Per Isotta, Totò è al pari di Virgilio e quasi di San Gennaro. Lo scrive nell’introduzione. La santità totoana è stata popolare e per un lungo periodo la sua tomba, a Santa Maria del Pianto, è stata meta di pellegrini devotissimi che, talora, gli chiedevano grazie. A lui direttamente: la pratica religiosa napoletana, non sapendo che farsene della teologia dell’intermediazione cattolica, faceva dei santi numi potentissimi e divini che da sé decidevano se e come esaudire le richieste dei propri fedeli.
Dove risiede la divinità di Totò? Nell’essere maschera. Non nell’impersonarla, nel portarla, nell’onorarla: esserlo. Oggi ancora a distanza di mezzo secolo e più dalla fine della sua parabola terrena. Una maschera terribile che, non a caso, gli causò montagne di guai e problemi con la censura. Quella democristiana persino più di quella fascista, Isotta lo nota: erano gli stessi funzionari passati quasi gattopardescamente a continuare il loro lavoro cambiandone l’oggetto: col Regime stroncavano disfattismi e a sanzionavano “rumoreggiamenti”, con la Dc dovettero badare alle offese al comune senso della morale piccolo borghese, alla sensibilità permalosa dei preti e a perseguire l’obiettivo papalino del cinema della “sana letizia popolare”.
Totò fu ed è tutt’altro. Paolo Isotta rintraccia le radici dell’arte dei De Curtis nella commedia plautina e in quella aristofanea. Non proprio un intrattenimento innocente per famiglie. Trova nelle Fabulae Atellane, antichissima forma di teatro italico e campano, l’archetipo totoano: Dossennus, il servo gobbo, astuto e malizioso. Totò non è irriverente, è sovversivo. Il celeberrimo sketch del Wagon Lit non è (solo) una divertentissima scena comica: è un bombardamento totale: i lazzi del Principe rappresentano un’arma capace di mandare in pezzi ogni costruzione sociale. Non critica l’autorità, Totò; la fa a pezzi.

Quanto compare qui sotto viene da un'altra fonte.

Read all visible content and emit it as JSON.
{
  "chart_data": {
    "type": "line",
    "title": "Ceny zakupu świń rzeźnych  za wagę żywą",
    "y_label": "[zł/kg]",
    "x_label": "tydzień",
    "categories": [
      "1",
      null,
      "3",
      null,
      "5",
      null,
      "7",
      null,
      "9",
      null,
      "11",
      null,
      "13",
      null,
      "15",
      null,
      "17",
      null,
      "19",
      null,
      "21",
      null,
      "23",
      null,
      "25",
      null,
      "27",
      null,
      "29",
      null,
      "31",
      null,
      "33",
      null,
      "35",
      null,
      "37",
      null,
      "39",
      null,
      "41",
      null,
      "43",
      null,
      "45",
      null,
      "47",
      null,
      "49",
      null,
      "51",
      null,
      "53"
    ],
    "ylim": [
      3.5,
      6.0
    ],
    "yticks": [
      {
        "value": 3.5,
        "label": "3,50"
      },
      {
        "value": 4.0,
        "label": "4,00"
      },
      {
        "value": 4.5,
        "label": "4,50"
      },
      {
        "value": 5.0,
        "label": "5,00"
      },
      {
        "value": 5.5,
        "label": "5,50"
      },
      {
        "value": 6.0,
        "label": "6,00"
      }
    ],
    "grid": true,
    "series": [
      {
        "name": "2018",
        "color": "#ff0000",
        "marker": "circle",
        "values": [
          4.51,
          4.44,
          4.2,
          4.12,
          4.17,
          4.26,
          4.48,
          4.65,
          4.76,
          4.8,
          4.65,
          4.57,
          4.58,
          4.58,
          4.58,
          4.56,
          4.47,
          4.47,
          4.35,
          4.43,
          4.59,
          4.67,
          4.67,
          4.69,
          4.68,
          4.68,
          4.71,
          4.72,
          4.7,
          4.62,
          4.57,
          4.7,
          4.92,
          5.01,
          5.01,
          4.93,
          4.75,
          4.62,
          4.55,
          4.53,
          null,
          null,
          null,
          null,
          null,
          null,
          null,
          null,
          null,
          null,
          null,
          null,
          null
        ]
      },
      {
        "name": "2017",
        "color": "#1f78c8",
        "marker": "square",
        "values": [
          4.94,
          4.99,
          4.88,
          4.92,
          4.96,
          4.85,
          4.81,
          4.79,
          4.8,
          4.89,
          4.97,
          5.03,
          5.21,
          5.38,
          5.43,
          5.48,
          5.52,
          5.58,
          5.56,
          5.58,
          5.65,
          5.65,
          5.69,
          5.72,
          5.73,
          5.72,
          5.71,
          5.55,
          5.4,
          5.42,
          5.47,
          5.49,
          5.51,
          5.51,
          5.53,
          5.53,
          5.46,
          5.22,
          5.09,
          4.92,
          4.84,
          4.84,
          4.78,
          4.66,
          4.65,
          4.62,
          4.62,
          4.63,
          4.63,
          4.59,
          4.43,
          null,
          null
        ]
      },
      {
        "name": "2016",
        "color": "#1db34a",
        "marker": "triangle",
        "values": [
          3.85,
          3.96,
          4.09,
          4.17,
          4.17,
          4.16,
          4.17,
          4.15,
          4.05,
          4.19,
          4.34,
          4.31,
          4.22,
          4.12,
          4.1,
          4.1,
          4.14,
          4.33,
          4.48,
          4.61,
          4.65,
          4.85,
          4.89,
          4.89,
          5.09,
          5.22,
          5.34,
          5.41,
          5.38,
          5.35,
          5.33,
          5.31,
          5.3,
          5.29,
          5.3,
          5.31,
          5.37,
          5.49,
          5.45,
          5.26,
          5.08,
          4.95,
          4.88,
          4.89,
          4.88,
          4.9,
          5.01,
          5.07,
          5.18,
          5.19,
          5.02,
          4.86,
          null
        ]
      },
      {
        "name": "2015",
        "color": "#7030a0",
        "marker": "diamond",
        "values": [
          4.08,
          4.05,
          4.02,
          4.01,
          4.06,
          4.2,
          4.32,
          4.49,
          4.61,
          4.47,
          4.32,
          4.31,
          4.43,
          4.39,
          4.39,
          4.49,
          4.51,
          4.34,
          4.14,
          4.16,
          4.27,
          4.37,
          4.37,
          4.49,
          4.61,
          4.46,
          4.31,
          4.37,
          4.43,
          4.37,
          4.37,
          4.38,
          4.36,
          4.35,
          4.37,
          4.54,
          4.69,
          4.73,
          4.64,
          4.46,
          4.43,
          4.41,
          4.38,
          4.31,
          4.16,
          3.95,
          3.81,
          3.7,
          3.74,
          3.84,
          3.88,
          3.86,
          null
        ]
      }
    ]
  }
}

Perciò, epifania della Maschera, è immenso nel Comico e nel Tragico. Non lo è nel Patetico, eppure alcuni – sempre troppi – registi ci provarono a fare di lui un personaggio. Su tutti Pasolini che, seppure fu un genio che aveva compreso quanta cattiveria ci fosse alla base della comicità e di quella di Totò in particolare, volle farne, come in Uccellacci e Uccellini, “un implume” di bontà. Il Principe era di ciò entusiasta: dopo decenni passati a lasciarsi massacrare dalla critica, non gli parve vero ritrovare prestigio nell’intelligencija italiana. Ma fu un errore che Isotta sottolinea con la penna blu. Per dirla, dal cinema al calcio: fu come avere avuto Maradona in squadra e averlo schierato terzino destro.
Come nacque, dove fu scolpita e come irradiò felicità, in forma di attimi di dimenticanza, al pubblico che ebbe a seguirlo al cinema e, a maggior ragione, a teatro. Il grande cruccio di Isotta è proprio questo: non averlo visto a teatro dove, come gli raccontò suo padre, De Curtis era ancora più gigantesco: “Chi non ha visto Totò a teatro, non ha visto Totò”.
La seconda parte è dedicata ai film. Una scheda per ogni pellicola. Non tutti capolavori ci furono anche alcuni lavori che avrebbe potuto risparmiarsi: Isotta tanto celebra la grandezza degli uni quanto deplora gli sbagli e gli errori degli altri. Qui, come nella prima parte, emerge la devozione autentica che l’autore porta a Totò. Che però è vera solo in quanto non è adorazione acritica. Sa di maneggiare qualcosa di estremamente prezioso, di pericoloso. Lo fa da innamorato, non da critico. E si sente.
San Totò è un inno all’amore al Teatro che è vita davvero perché affonda le sue radici nel divino. Un inno a Totò, ultima epifania tradizionale della Maschera. E l’ultimo sberleffo agli onorevoli Trombetta, ai “caporali” che per decenni lo hanno odiato (non potendolo capire o avendone capito fin troppo bene le potenzialità “sovversive”) invidiando chi, invece, ha avuto la grazia di poterlo amare.